Product Title Refinement via Multi-Modal Generative Adversarial Learning

Product Title Refinement via Multi-Modal Generative Adversarial Learning

Jian-Guo Zhang, Pengcheng Zou, Zhao Li, Yao Wan, Ye Liu,                            Xiuming Pan, Yu Gong, Philip S. Yu
Department of Computer Science
University of Illinois at Chicago Illinois USA
Alibaba Group
College of Computer Science and Technology
Zhejiang University Hangzhou China
{jzhan51,yliu279,psyu}@uic.edu
wanyao@zju.edu.cn {xuanwei.zpc,lizhao.lz,xuming.panxm,gongyu.gy}@alibaba-inc.com
Abstract

Nowadays, an increasing number of customers are in favor of using E-commerce Apps to browse and purchase products. Since merchants are usually inclined to employ redundant and over-informative product titles to attract customers’ attention, it is of great importance to concisely display short product titles on limited screen of cell phones. Previous researchers mainly consider textual information of long product titles and lack of human-like view during training and evaluation procedure.
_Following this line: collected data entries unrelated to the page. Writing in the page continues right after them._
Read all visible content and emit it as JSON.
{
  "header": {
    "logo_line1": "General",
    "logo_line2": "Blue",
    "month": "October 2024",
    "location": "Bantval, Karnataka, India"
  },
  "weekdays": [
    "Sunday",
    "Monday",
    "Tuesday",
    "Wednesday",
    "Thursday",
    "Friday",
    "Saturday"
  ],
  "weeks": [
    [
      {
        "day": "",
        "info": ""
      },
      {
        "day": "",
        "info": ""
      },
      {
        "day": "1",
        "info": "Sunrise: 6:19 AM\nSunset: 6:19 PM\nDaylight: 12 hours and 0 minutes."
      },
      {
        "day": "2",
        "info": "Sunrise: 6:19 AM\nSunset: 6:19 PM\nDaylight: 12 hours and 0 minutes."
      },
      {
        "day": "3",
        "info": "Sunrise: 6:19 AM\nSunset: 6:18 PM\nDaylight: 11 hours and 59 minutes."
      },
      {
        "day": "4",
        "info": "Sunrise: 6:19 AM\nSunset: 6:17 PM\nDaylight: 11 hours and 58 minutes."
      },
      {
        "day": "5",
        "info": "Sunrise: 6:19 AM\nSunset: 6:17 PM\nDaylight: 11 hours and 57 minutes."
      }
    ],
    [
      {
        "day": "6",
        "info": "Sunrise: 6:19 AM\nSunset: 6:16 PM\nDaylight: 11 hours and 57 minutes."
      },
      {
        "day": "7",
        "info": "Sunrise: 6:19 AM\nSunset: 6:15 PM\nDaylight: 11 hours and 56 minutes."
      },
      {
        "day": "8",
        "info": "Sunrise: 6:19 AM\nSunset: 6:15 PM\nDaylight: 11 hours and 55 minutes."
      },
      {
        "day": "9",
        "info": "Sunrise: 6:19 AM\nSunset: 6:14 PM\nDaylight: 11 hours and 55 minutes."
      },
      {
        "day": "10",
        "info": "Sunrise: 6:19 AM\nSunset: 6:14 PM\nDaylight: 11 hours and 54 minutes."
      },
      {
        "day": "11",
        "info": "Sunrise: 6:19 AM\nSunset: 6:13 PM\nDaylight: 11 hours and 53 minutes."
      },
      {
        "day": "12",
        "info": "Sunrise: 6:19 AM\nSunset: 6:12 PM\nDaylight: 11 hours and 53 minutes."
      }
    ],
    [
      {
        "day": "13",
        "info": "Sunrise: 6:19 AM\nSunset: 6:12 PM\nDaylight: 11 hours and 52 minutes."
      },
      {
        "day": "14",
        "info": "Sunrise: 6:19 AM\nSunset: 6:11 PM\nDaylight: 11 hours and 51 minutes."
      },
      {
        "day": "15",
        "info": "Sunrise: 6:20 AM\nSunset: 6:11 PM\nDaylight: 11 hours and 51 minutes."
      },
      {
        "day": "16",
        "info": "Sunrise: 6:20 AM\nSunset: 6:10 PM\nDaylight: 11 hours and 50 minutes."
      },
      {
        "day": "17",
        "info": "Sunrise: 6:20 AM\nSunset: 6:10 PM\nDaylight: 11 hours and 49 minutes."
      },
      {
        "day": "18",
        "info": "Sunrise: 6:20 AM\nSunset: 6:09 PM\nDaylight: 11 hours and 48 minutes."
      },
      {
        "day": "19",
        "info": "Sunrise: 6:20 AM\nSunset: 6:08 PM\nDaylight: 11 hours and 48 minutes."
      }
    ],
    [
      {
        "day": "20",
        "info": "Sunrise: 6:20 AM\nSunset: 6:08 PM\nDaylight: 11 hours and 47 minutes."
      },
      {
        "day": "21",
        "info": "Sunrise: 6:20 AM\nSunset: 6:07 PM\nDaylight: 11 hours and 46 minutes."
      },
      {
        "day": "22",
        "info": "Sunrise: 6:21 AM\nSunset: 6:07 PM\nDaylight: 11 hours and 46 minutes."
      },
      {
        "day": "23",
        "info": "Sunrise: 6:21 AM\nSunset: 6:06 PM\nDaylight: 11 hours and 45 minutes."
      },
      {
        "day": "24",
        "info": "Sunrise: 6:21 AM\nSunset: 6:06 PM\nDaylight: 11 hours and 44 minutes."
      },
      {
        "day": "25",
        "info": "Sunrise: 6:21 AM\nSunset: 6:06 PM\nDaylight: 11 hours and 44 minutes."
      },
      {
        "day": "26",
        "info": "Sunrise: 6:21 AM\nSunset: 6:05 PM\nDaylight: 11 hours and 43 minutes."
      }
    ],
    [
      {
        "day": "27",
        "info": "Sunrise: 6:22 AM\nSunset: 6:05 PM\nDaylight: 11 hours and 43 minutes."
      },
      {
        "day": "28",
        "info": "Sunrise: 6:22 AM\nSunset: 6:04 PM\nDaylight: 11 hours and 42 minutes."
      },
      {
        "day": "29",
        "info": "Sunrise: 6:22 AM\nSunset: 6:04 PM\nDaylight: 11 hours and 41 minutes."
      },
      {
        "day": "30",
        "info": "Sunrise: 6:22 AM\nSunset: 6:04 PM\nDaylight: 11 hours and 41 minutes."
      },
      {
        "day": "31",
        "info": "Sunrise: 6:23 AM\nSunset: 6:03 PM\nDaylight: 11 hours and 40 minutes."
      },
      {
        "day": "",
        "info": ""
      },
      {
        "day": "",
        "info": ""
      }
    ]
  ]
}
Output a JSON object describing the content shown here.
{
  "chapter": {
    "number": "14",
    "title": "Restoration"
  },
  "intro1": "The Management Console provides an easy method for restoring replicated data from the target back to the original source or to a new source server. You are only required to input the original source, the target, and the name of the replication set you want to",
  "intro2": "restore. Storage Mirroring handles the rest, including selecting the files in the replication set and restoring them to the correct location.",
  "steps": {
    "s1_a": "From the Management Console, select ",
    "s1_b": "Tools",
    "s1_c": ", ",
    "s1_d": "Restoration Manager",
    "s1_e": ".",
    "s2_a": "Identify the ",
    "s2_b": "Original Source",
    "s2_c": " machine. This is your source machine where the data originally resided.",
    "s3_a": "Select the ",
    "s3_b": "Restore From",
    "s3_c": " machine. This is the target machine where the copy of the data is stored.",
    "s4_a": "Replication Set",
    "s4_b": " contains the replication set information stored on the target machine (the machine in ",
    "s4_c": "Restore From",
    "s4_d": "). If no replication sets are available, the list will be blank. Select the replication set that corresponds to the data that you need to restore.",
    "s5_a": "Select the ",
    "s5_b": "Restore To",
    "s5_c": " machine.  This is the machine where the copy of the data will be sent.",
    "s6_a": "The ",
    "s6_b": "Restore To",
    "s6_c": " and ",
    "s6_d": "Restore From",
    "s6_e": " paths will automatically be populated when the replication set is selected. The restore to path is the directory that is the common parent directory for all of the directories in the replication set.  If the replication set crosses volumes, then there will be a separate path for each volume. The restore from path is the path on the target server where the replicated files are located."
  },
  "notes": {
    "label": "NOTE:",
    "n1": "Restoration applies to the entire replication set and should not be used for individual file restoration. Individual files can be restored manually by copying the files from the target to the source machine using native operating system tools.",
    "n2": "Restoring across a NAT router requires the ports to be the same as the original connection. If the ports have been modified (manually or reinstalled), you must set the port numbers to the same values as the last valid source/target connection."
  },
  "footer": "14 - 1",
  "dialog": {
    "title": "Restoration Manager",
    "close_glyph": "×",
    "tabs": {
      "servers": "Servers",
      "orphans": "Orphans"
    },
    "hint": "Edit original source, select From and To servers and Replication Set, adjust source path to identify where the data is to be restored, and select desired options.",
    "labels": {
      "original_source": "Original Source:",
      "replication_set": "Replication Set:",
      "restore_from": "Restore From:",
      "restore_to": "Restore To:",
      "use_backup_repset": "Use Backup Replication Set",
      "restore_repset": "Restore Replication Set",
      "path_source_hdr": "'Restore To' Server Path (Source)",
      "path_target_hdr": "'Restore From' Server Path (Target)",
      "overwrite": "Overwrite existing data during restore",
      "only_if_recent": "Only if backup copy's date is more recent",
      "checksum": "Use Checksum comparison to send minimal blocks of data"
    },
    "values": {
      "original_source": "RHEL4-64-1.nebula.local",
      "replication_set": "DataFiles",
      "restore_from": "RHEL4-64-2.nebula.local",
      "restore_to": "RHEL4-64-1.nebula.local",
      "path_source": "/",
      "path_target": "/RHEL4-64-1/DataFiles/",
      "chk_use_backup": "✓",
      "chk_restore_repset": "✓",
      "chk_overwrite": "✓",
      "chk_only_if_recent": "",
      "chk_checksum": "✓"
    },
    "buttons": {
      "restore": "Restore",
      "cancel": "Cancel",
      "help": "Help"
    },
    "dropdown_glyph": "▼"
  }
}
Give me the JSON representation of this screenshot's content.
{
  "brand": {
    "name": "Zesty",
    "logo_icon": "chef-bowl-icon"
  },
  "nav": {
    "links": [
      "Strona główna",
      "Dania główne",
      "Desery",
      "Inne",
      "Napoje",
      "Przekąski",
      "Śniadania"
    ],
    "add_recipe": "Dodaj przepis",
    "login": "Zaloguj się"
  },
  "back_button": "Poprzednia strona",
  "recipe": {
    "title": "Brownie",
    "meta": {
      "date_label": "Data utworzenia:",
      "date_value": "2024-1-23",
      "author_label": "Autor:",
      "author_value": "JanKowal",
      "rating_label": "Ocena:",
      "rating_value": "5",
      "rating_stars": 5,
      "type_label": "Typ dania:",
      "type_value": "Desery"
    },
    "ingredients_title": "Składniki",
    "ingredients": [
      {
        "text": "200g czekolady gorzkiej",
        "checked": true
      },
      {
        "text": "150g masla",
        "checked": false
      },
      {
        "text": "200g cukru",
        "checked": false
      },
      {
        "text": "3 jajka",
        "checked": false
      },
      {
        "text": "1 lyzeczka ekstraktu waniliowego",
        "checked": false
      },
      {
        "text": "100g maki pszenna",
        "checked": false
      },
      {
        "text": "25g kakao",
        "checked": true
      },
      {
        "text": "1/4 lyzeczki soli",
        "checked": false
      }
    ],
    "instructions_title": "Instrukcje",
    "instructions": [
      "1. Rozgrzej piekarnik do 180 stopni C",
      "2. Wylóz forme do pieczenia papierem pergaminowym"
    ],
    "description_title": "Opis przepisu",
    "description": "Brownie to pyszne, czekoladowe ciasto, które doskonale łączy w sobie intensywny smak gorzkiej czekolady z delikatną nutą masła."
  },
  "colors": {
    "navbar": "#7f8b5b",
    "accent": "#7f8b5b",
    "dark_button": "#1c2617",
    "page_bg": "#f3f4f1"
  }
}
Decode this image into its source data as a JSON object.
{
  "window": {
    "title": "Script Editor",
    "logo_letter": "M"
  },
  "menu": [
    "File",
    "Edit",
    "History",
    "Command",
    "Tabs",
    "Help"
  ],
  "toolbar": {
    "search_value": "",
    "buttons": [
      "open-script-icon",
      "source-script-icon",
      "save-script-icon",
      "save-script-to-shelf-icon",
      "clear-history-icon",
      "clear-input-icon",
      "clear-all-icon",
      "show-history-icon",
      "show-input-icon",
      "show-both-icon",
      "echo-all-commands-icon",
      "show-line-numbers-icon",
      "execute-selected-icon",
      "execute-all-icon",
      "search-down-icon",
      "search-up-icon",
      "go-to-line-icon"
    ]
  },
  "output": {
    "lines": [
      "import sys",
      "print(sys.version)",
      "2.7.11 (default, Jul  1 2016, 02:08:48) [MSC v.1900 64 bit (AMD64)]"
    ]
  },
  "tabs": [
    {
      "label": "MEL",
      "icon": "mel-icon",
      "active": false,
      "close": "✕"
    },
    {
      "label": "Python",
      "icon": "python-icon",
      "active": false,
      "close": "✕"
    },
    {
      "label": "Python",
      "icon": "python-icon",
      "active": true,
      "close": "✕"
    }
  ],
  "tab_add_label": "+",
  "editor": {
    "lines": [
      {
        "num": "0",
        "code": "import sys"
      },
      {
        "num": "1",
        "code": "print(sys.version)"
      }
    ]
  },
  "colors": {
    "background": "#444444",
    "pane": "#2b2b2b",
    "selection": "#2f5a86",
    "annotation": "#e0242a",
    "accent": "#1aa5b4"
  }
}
In this paper, we propose a Multi-Modal Generative Adversarial Network (MM-GAN) for short product title generation, which innovatively incorporates image information, attribute tags from the product and the textual information from original long titles. MM-GAN treats short titles generation as a reinforcement learning process, where the generated titles are evaluated by the discriminator in a human-like view.

1 Introduction

E-commerce companies such as TaoBao and Amazon put many efforts to improve the user experience of their mobile Apps. For the sake of improving retrieval results by search engines, merchants usually write lengthy, over-informative, and sometimes incorrect titles, e.g., the original product title may contain more than 20 Chinese words, which may be suitable for PCs. However, these titles are cut down and no more than 10 words can be displayed on a mobile phone with limited screen size varying from 4 to 5.8 inches. Hence, to properly display products in mobile screen, it is important to produce succinct short titles to preserve important information of original long titles and accurate descriptions of products.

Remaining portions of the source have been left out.